Bir gün uyanırsın gözlerinde yeni çizgiler, yüzün biraz daha çökmüş… Eski fotoğraflarına bakarsın hemen, bir kanıt ararcasına ve baktığında gördüğün kişi artık sen değilsindir… Sahi, kimsin sen? Bak bunca gün geçti, bunca ay, bunca yıl… Hepsini derdest et, at çöpe. Ne kalır senden geriye? Tüm eşyalarını mesela, tüm kıyafetlerini, tüm inançlarını ve kalıp yargılarını soyun! Sadece et ve kemik kalsın… Ne annen, ne baban, ne ağabeyin, ne ablan, ne akraban, ne dostun, ne de arkadaşların… Onların yargı ve düşüncelerini de sök at. Seni sen yapan ne var bir düşün… Öyle bir şey olsun ki bu, herkesten bağımsız, sadece içinde hissettiğin bir şey… Hani gözlerine ışık vereninden bir şey… Bahsederken ışıl ışıl olan gözlerinden… Buldun mu?
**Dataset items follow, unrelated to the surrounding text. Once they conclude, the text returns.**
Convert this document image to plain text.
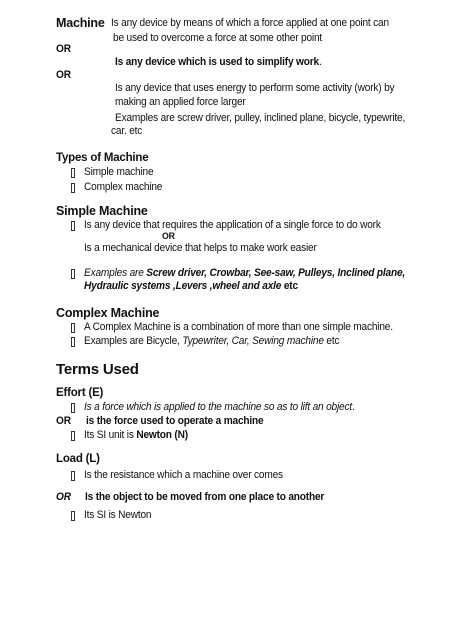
Machine Is any device by means of which a force applied at one point can
be used to overcome a force at some other point
OR
Is any device which is used to simplify work.
OR
Is any device that uses energy to perform some activity (work) by
making an applied force larger
Examples are screw driver, pulley, inclined plane, bicycle, typewrite,
car. etc
Types of Machine
Simple machine
Complex machine
Simple Machine
Is any device that requires the application of a single force to do work
OR
Is a mechanical device that helps to make work easier
Examples are Screw driver, Crowbar, See-saw, Pulleys, Inclined plane,
Hydraulic systems ,Levers ,wheel and axle etc
Complex Machine
A Complex Machine is a combination of more than one simple machine.
Examples are Bicycle, Typewriter, Car, Sewing machine etc
Terms Used
Effort (E)
Is a force which is applied to the machine so as to lift an object.
OR is the force used to operate a machine
Its SI unit is Newton (N)
Load (L)
Is the resistance which a machine over comes
OR Is the object to be moved from one place to another
Its SI is Newton
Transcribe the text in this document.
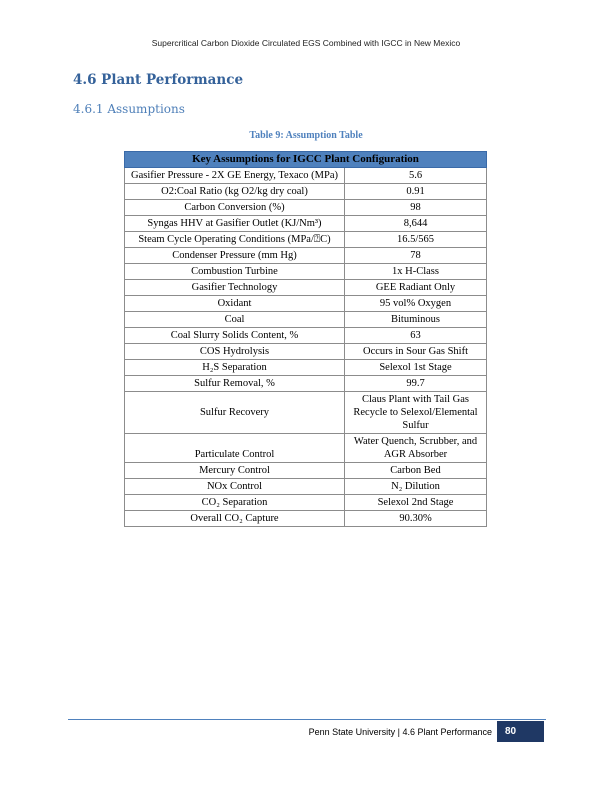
Supercritical Carbon Dioxide Circulated EGS Combined with IGCC in New Mexico
4.6 Plant Performance
4.6.1 Assumptions
Table 9: Assumption Table
Key Assumptions for IGCC Plant Configuration	
Gasifier Pressure - 2X GE Energy, Texaco (MPa)	5.6
O2:Coal Ratio (kg O2/kg dry coal)	0.91
Carbon Conversion (%)	98
Syngas HHV at Gasifier Outlet (KJ/Nm³)	8,644
Steam Cycle Operating Conditions (MPa/⍰C)	16.5/565
Condenser Pressure (mm Hg)	78
Combustion Turbine	1x H-Class
Gasifier Technology	GEE Radiant Only
Oxidant	95 vol% Oxygen
Coal	Bituminous
Coal Slurry Solids Content, %	63
COS Hydrolysis	Occurs in Sour Gas Shift
H₂S Separation	Selexol 1st Stage
Sulfur Removal, %	99.7
Sulfur Recovery	Claus Plant with Tail Gas Recycle to Selexol/Elemental Sulfur
Particulate Control	Water Quench, Scrubber, and AGR Absorber
Mercury Control	Carbon Bed
NOx Control	N₂ Dilution
CO₂ Separation	Selexol 2nd Stage
Overall CO₂ Capture	90.30%
Penn State University | 4.6 Plant Performance	80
Bulamadın mı? Çırılçıplak soyun önce… Tüm değerlerini kapının dışında bırak, inanç ve düşüncelerini de at gitsin. Ne kalırdı geriye? Geçen zamana inat; neye “iyi ki” derdin mesela?
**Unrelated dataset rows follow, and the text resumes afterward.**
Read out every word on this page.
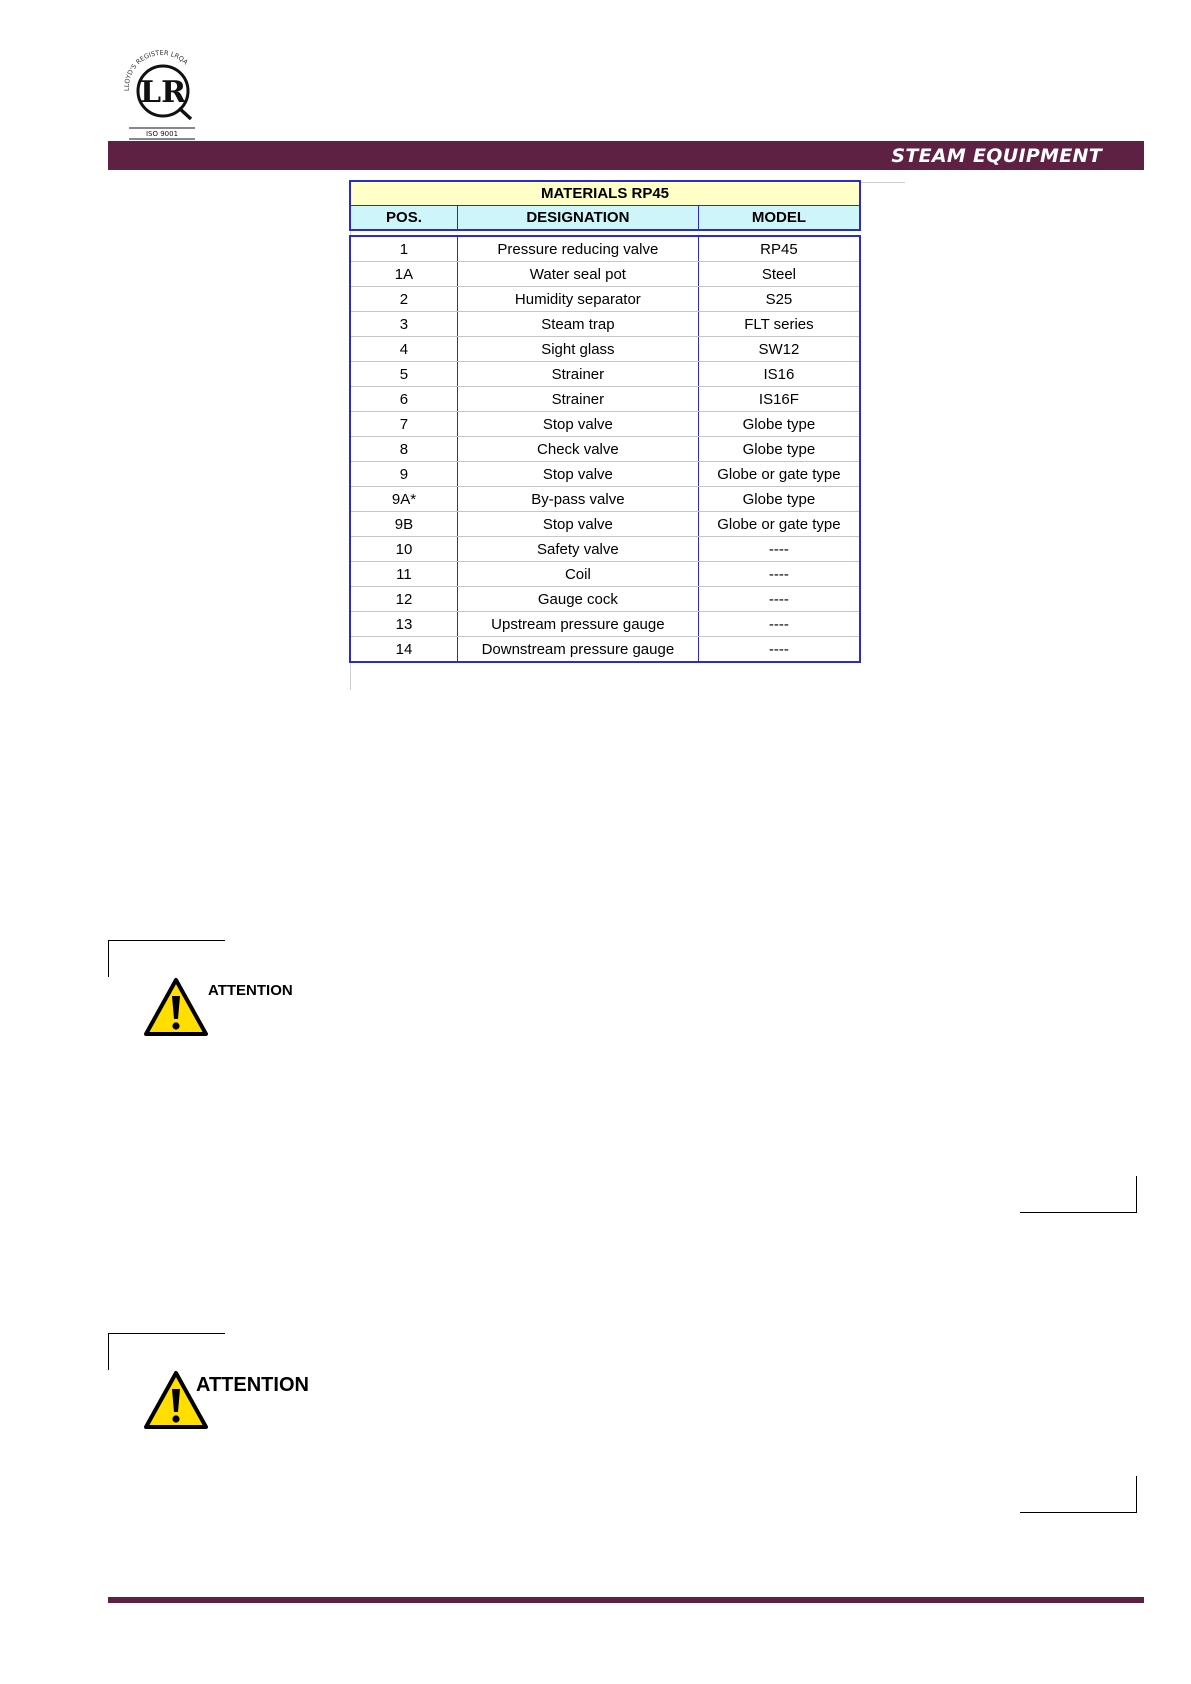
LLOYD'S REGISTER LRQA
LR
ISO 9001
STEAM EQUIPMENT
MATERIALS RP45
POS.	DESIGNATION	MODEL
1	Pressure reducing valve	RP45
1A	Water seal pot	Steel
2	Humidity separator	S25
3	Steam trap	FLT series
4	Sight glass	SW12
5	Strainer	IS16
6	Strainer	IS16F
7	Stop valve	Globe type
8	Check valve	Globe type
9	Stop valve	Globe or gate type
9A*	By-pass valve	Globe type
9B	Stop valve	Globe or gate type
10	Safety valve	----
11	Coil	----
12	Gauge cock	----
13	Upstream pressure gauge	----
14	Downstream pressure gauge	----
ATTENTION
ATTENTION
Sen kimsin sevgili okur? Hayatından memnun musun? Yapmakta olduğun şeyden keyif alıyor musun? Sence geçirdiğin günler istediğin gibi geçiyor mu? Kimsin ve bu dünyaya ne için geldin? Burada olma amacın ne olabilir? Var oldun, bir şekilde buradasın, dünyada… Yaşayıp gidiyorsun işte? Nereye gidiyorsun? Gitmekte olduğun yeri biliyor musun? Her gün yüzündeki çizgilere bir yenisi ekleniyor ve her gün bir saç telin daha ağarıyor…Bu gidiş senden neler götürüyor? Bu bahsettiklerim ve bunlara benzeyen düşünceler içerisinde, zamanla birlikte sende akıp gidiyor musun? Yaşadığın şey varoluşsal bir şey. Hayatın anlamını, zamanın göreceliğini, amaçlarını, bunları neden ve kim için gerçekleştirdiğini ve sonunda nereye varacağını düşünüyorsan varoluşsal düşünceler seni de yakalamış demektir sevgili okur. Bu düşünceler temelinde ölüm korkusunu barındırır. Varoluşçu Psikoterapilerin babası diyebileceğim İrvin Yalom, bu durumu böyle ifade eder.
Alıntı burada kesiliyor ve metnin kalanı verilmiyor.